Os hotéis foram selecionados considerando principalmente as resenhas do TripAdvisor. Não usamos consolidadores para fazer as reservas, mas apenas para localizar ofertas melhores do que as oferecidas nos sites dos próprios hotéis e obtê-las diretamente. Deu certo! Os escolhidos foram:
em Lima: San Agustin Colonial (diária do quarto triplo: 91,80 dóares)
em Cuzco: Del Prado Inn (diária do quarto triplo: 100,00 dólares)
em Aguas Calientes: Wiracocha Inn (diária do quarto triplo: 70,00 dólares)
Segue um resumo aproximado dos nossos gastos “fixos”, em dólar:
Passagens aéreas GRU-LIM-CUZ-LIM-GRU: 656,00
Passagens trem Ollanta-AC-Ollanta: 113,00 (Vistadome ida e volta)
Ônibus para MP: 14,00 (ida e volta)
Hotel em Lima: 275,40 (91,80 por pessoa)
Hotel em Cuzco: 400,00 (133,33 por pessoa)
Hotel em Aguas Calientes: 70,00 (23,33 por pessoa)
Ticket de entrada em MP: 43,33 (o pagamento tem de ser feito em soles)
Boleto turístico Cuzco: 40,66 (o pagamento tem de ser feito em soles)

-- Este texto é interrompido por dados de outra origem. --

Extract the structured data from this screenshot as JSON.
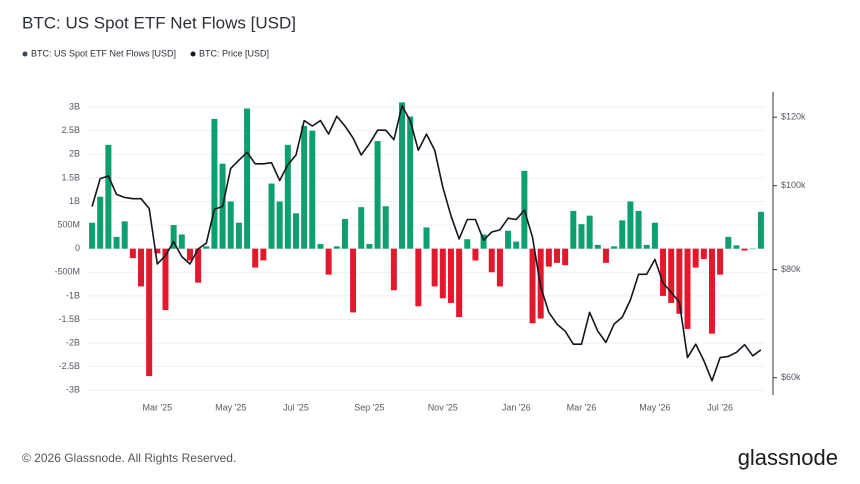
{
  "chart_data": {
    "type": "bar_line",
    "title": "BTC: US Spot ETF Net Flows [USD]",
    "categories": [
      null,
      null,
      null,
      null,
      null,
      null,
      null,
      null,
      "Mar '25",
      null,
      null,
      null,
      null,
      null,
      null,
      null,
      null,
      "May '25",
      null,
      null,
      null,
      null,
      null,
      null,
      null,
      "Jul '25",
      null,
      null,
      null,
      null,
      null,
      null,
      null,
      null,
      "Sep '25",
      null,
      null,
      null,
      null,
      null,
      null,
      null,
      null,
      "Nov '25",
      null,
      null,
      null,
      null,
      null,
      null,
      null,
      null,
      "Jan '26",
      null,
      null,
      null,
      null,
      null,
      null,
      null,
      "Mar '26",
      null,
      null,
      null,
      null,
      null,
      null,
      null,
      null,
      "May '26",
      null,
      null,
      null,
      null,
      null,
      null,
      null,
      "Jul '26",
      null,
      null,
      null,
      null,
      null
    ],
    "series": [
      {
        "name": "BTC: US Spot ETF Net Flows [USD]",
        "color": "#0e9f6e",
        "negative_color": "#e3182d",
        "values": [
          550000000,
          1100000000,
          2200000000,
          250000000,
          580000000,
          -200000000,
          -800000000,
          -2700000000,
          -100000000,
          -1300000000,
          500000000,
          300000000,
          -250000000,
          -720000000,
          50000000,
          2750000000,
          1800000000,
          1000000000,
          550000000,
          2970000000,
          -400000000,
          -250000000,
          1380000000,
          1000000000,
          2200000000,
          750000000,
          2600000000,
          2500000000,
          100000000,
          -550000000,
          50000000,
          630000000,
          -1350000000,
          880000000,
          100000000,
          2280000000,
          900000000,
          -880000000,
          3100000000,
          2800000000,
          -1220000000,
          450000000,
          -800000000,
          -1050000000,
          -1150000000,
          -1450000000,
          200000000,
          -250000000,
          300000000,
          -500000000,
          -800000000,
          380000000,
          150000000,
          1650000000,
          -1580000000,
          -1480000000,
          -380000000,
          -300000000,
          -350000000,
          800000000,
          520000000,
          700000000,
          80000000,
          -300000000,
          50000000,
          600000000,
          1000000000,
          800000000,
          80000000,
          550000000,
          -1000000000,
          -1150000000,
          -1380000000,
          -1700000000,
          -400000000,
          -220000000,
          -1800000000,
          -550000000,
          250000000,
          70000000,
          -40000000,
          0,
          780000000
        ]
      },
      {
        "name": "BTC: Price [USD]",
        "color": "#14161f",
        "axis": "y2",
        "values": [
          94600,
          101900,
          102600,
          97700,
          96900,
          96600,
          96600,
          94100,
          81200,
          83000,
          86200,
          82800,
          81200,
          84500,
          85800,
          93900,
          94600,
          104700,
          107000,
          109300,
          106000,
          106000,
          106300,
          101400,
          105700,
          108500,
          118900,
          117200,
          118900,
          114700,
          120300,
          117200,
          113500,
          108500,
          111800,
          115900,
          115900,
          113000,
          123700,
          118900,
          109900,
          114700,
          109900,
          99600,
          92300,
          86800,
          91400,
          91400,
          86500,
          88400,
          88900,
          91700,
          91400,
          93700,
          87200,
          76400,
          71400,
          69200,
          67900,
          65600,
          65600,
          71400,
          67900,
          65900,
          69200,
          70500,
          73800,
          79000,
          79000,
          82200,
          77200,
          75300,
          73300,
          63300,
          65600,
          62800,
          59500,
          63300,
          63500,
          64200,
          65500,
          63600,
          64600
        ]
      }
    ],
    "ylim": [
      -3100000000,
      3150000000
    ],
    "yticks": [
      {
        "value": -3000000000,
        "label": "-3B"
      },
      {
        "value": -2500000000,
        "label": "-2.5B"
      },
      {
        "value": -2000000000,
        "label": "-2B"
      },
      {
        "value": -1500000000,
        "label": "-1.5B"
      },
      {
        "value": -1000000000,
        "label": "-1B"
      },
      {
        "value": -500000000,
        "label": "-500M"
      },
      0,
      {
        "value": 500000000,
        "label": "500M"
      },
      {
        "value": 1000000000,
        "label": "1B"
      },
      {
        "value": 1500000000,
        "label": "1.5B"
      },
      {
        "value": 2000000000,
        "label": "2B"
      },
      {
        "value": 2500000000,
        "label": "2.5B"
      },
      {
        "value": 3000000000,
        "label": "3B"
      }
    ],
    "y2lim": [
      57300,
      125600
    ],
    "y2ticks": [
      {
        "value": 60000,
        "label": "$60k"
      },
      {
        "value": 80000,
        "label": "$80k"
      },
      {
        "value": 100000,
        "label": "$100k"
      },
      {
        "value": 120000,
        "label": "$120k"
      }
    ],
    "y2_log": true,
    "grid": true,
    "legend": "top-left"
  },
  "footer": {
    "copyright": "© 2026 Glassnode. All Rights Reserved.",
    "brand": "glassnode"
  }
}
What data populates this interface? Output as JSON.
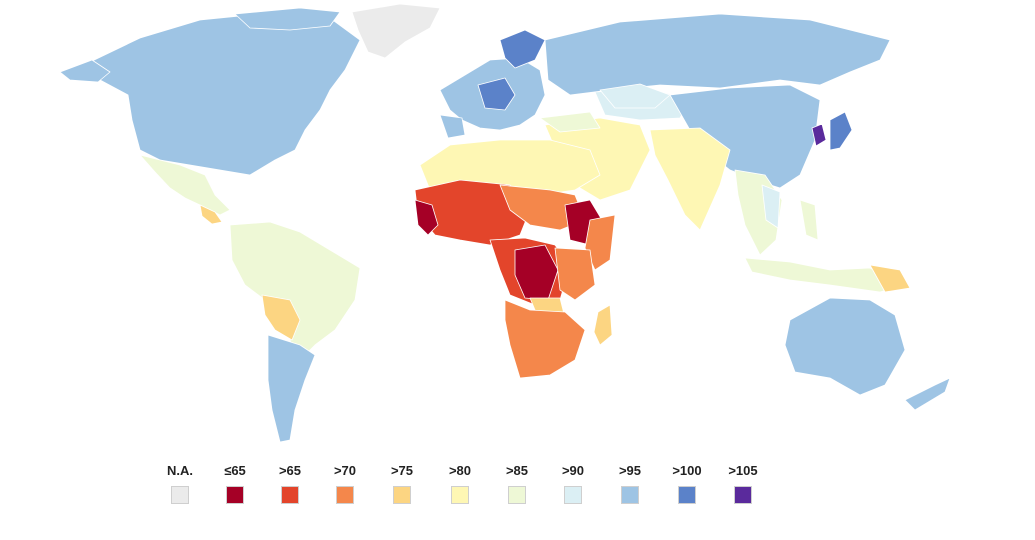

Pesquisamos bastante sobre a melhor forma de levar dinheiro para o Peru. Decidimos não levar muito dinheiro em espécie, já que nossos gerentes do Banco do Brasil (um de João Pessoa e um de Porto Alegre) disseram que daria para sacar diretamente de nossas contas, apenas pagando uma taxa de 2,5% do saque + 2,5 dólares por saque. Além disso, pretendíamos usar o cartão de crédito, porque achamos que a cotação do dólar já estava suficientemente estabilizada para isso.
Só que, chegando em solo peruano, veio a surpresa… Quando fomos fazer o primeiro saque, descobrimos que só poderíamos sacar 100,00 soles por vez, o equivalente a uns R$75,00. Até poderíamos fazer mais de um saque no mesmo dia, mas ficando sujeitas à cobrança de 2,5 dólares a cada saque… Logo depois dessa descoberta, liguei para a VISA no Brasil e me disseram também que havia uma limitação no valor total de saques, de R$ 1.200,00 (cartão Gold) e R$ 2.000,00 (Platinum). Essas relevantíssimas informações, nenhum dos gerentes nos passou! Enfim, mesmo assombradas pela miséria iminente, conseguimos nos virar com o cartão de crédito e uns poucos saques. Mas que o banco podia ter nos informado melhor, ah, podia!
Update: sobre o clima em Machu Picchu - No começo desse ano (2010), todo mundo viu as notícias sobre as chuvas em Aguas Calientes, que fecharam as trilhas para Machu Picchu e deixaram um monte de turistas presos na região por vários dias. Então, a recomendação é evitar ir àquela região nos meses mais chuvosos, de dezembro a março. O volume de chuvas cai drasticamente de abril em diante. Para mais detalhes, ver a média de precipitações por mês em Cuzco no Wunderground.